Tim Burton addresses UK ‘surreal’ politics. ‘Beetlejuice 2’ & Why ‘Dumbo’ Will Likely Be His Last Disney Movie – Lumière Festival Tim Burton Jamboree Continues

by Stewart Cole

Long time resident of London Tim Burton joked that the current political chaos in the UK might force him to leave the country.

The American director was speaking at a press conference on Saturday at the Lumière Festival in Lyon, where he received the prestigious Prix Lumière in front of a wildly enthusiastic local crowd on Friday night.

Speaking of the 1996 movie Mars Attacks!Burton explained that the film was born out of his confusion about what was happening in the US in the early 1990s.

“It was a weird time in my life where I was very confused about America at the time. It seemed very contradictory, what was real and what wasn’t real,” he said. “That was my way of exploring it and dealing with it, looking at the weirdness and contradictions of things in the guise of a disaster movie, science fiction.”

This revelation prompted another question about whether the political turmoil in his adopted home of the UK could also inspire a similar film.

“It might inspire me to leave,” he joked.

“Obviously, it’s crazy. You keep thinking you’ve seen it all, right, and it just gets more surreal and more surreal.”

Burton was speaking after another chaotic week in UK politics Liz Truss resign as prime minister after just six weeks in power which has left the country’s economy in tatters.

Burton suggested that if he did try to make a film about the political situation in the UK, “no one would believe it”.

The director said his presence at the Lumière Festival and Friday night’s high-octane awards ceremony had reinvigorated his relationship with cinema after a period in which he had doubts about the future of the medium.

“I don’t really watch my movies. It was weird watching the clips. I was quite moved. You feel like every film you make is part of your life and it’s very deep and meaningful, so it’s like watching your life flash before your eyes – that’s why I likened it to a funeral in a way, in a beautiful way, it captures moments your life.”

Now in its 14th edition, the public-facing classic film festival is led by Cannes representative General Thierry Frémaux, under the guise of director of the Institut Lumière in Lyon, preserving the legacy of cinema pioneers Auguste and Louis Lumière.

Previous recipients of the Prix Lumière include Clint Eastwood, Quentin Tarantino, Martin Scorsese, Jane Fonda and Jane Campion.

“As I said to Thierry, it rejuvenates me.

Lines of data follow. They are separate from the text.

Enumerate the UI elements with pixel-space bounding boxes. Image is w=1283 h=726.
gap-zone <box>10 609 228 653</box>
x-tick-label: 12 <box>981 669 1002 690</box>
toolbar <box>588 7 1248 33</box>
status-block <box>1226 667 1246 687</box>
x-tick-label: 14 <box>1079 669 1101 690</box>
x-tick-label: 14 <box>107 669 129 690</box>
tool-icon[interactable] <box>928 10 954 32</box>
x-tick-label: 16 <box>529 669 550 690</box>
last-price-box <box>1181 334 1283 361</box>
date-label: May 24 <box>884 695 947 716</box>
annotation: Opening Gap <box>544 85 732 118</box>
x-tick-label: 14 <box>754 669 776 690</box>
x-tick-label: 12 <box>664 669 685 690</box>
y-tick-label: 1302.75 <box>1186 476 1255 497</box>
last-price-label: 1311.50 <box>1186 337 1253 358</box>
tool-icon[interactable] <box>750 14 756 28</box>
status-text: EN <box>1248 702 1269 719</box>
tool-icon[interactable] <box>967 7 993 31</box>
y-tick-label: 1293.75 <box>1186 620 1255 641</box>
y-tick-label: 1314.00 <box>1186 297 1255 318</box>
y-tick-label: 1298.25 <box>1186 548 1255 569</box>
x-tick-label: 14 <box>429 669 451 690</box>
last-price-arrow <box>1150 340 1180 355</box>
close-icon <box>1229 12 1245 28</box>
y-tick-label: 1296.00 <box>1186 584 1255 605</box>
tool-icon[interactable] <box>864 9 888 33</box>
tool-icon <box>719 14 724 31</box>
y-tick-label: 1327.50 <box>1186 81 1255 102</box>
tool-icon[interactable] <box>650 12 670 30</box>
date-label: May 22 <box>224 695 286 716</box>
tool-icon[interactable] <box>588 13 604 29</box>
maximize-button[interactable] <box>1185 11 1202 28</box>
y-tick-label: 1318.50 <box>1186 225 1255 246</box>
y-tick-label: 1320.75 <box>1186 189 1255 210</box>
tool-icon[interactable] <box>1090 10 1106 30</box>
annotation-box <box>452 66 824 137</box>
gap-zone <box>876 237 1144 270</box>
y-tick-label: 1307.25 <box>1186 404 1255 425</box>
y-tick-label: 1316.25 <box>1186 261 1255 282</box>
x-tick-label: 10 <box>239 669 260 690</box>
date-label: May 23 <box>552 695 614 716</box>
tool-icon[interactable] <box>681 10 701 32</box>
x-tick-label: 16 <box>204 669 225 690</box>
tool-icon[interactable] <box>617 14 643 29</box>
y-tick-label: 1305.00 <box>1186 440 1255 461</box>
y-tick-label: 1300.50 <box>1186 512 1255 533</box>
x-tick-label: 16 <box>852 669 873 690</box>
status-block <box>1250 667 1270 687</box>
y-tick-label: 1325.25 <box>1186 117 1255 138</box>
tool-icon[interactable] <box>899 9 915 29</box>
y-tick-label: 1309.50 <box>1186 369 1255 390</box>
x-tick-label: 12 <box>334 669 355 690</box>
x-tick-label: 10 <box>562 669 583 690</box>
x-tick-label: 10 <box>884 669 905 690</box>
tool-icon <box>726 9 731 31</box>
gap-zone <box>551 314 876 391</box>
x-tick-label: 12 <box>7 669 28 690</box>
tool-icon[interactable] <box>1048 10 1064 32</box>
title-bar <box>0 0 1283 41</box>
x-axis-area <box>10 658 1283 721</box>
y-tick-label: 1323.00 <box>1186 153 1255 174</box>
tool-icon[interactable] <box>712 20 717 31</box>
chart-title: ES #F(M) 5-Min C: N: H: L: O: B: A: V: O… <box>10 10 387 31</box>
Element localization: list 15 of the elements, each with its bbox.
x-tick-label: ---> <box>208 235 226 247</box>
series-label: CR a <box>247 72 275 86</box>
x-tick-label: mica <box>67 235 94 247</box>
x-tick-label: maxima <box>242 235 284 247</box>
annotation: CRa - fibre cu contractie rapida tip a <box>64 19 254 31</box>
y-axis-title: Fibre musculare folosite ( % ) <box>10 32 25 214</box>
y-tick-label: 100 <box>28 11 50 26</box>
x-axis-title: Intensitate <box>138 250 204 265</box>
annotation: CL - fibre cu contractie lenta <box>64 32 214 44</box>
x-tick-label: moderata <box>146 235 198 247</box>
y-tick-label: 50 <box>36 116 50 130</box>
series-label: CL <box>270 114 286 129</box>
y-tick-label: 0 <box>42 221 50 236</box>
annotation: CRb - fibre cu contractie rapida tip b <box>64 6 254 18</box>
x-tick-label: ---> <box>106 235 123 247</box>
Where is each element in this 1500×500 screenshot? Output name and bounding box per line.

That’s why this festival is so great because it’s purely about cinema, rather than business or awards or anything else,” he added. “All the studio executives should be forced to come here to revive them. To remind them why they wanted to make movies in the first place. It should be part of their job.”

Burton said he doesn’t have any solid film projects lined up at the moment, revealing he would return to finish the upcoming Netflix The Addams Family spin-off Wednesday after his trip to Lumiere.

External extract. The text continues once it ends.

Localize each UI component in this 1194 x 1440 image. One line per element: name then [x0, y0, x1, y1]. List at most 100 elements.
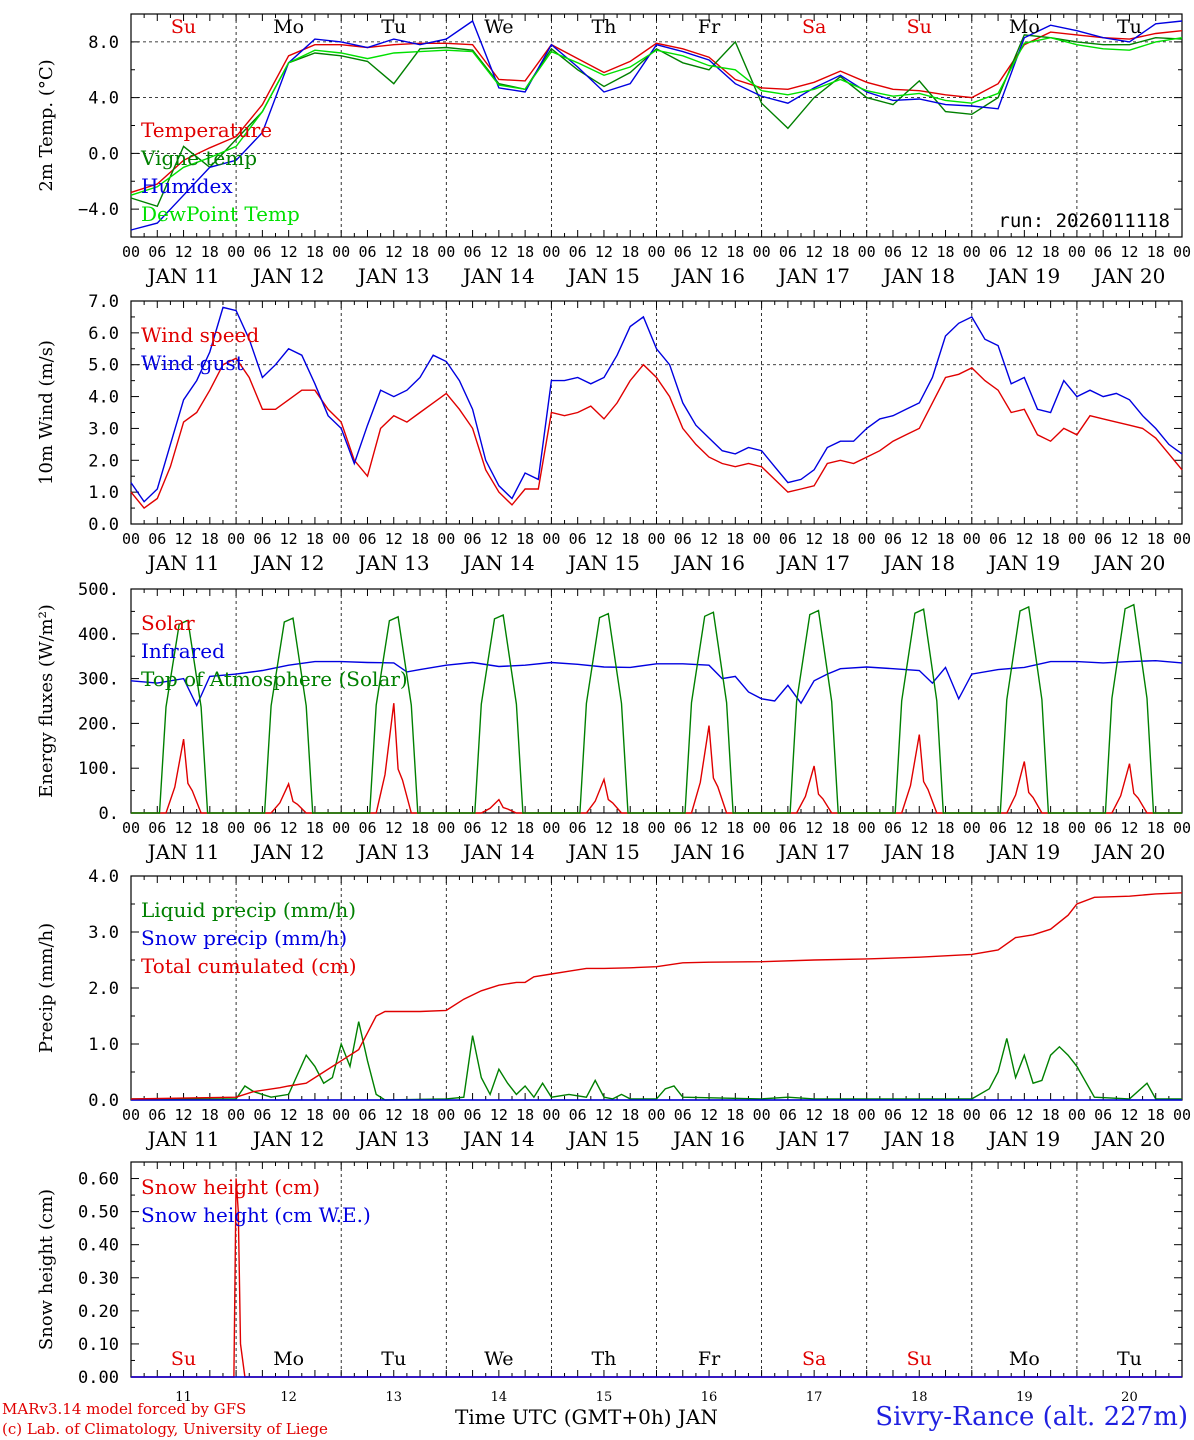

The director also spoke about his long-term relationship Disneywhere he began his career as a young animation artist.

He suggested that while occasional, under-the-radar individual projects might find a place in the studio, he was now mostly focused on MiraclePixar and Stars Wars franchises.

“It’s become too homogenized, too unified. There’s less room for different kinds of things,” he said, adding that he would ever do a Marvel movie. “I can only deal with one universe, I can’t deal with a multiverse.”

Burton said he is unlikely to return to work with Disney anytime soon after his experiences on the 2019 live-action reboot. Dumbo.

“My story is that I started out there. I was hired and fired many times throughout my career there. The issue for Dumbo, so I think my Disney days are over, I realized that I was Dumbo, that I was working in this horrible big circus and I had to get out. This film is quite autobiographical on a certain level,” he said.

The director said, however, that he had never considered going the independent production route, having only worked with studios throughout his career.

“Here’s the thing. Independent film, I don’t know. I’ve only worked with studios, so I’ve never really understood what an independent film is,” he said.

In a masterclass on Friday, Burton had suggested he had no plans to be involved in a reboot of the 1988 cult classic Beetlejuice. Plan B confirmed by Deadline in February which was developing Beetlejuice 2.

Burton backed off on Saturday after being asked for clarification on whether or not he would participate, saying “nothing is off the table”.

“I only know if I’m making a film when I’m on set. I’m trying to get back to the root of everything. It comes from a seed and then it grows, rather than these statements,” he said. “I’m working on ideas and things, but it’s all very early. We’ll define how it goes. How is that for no one to answer?’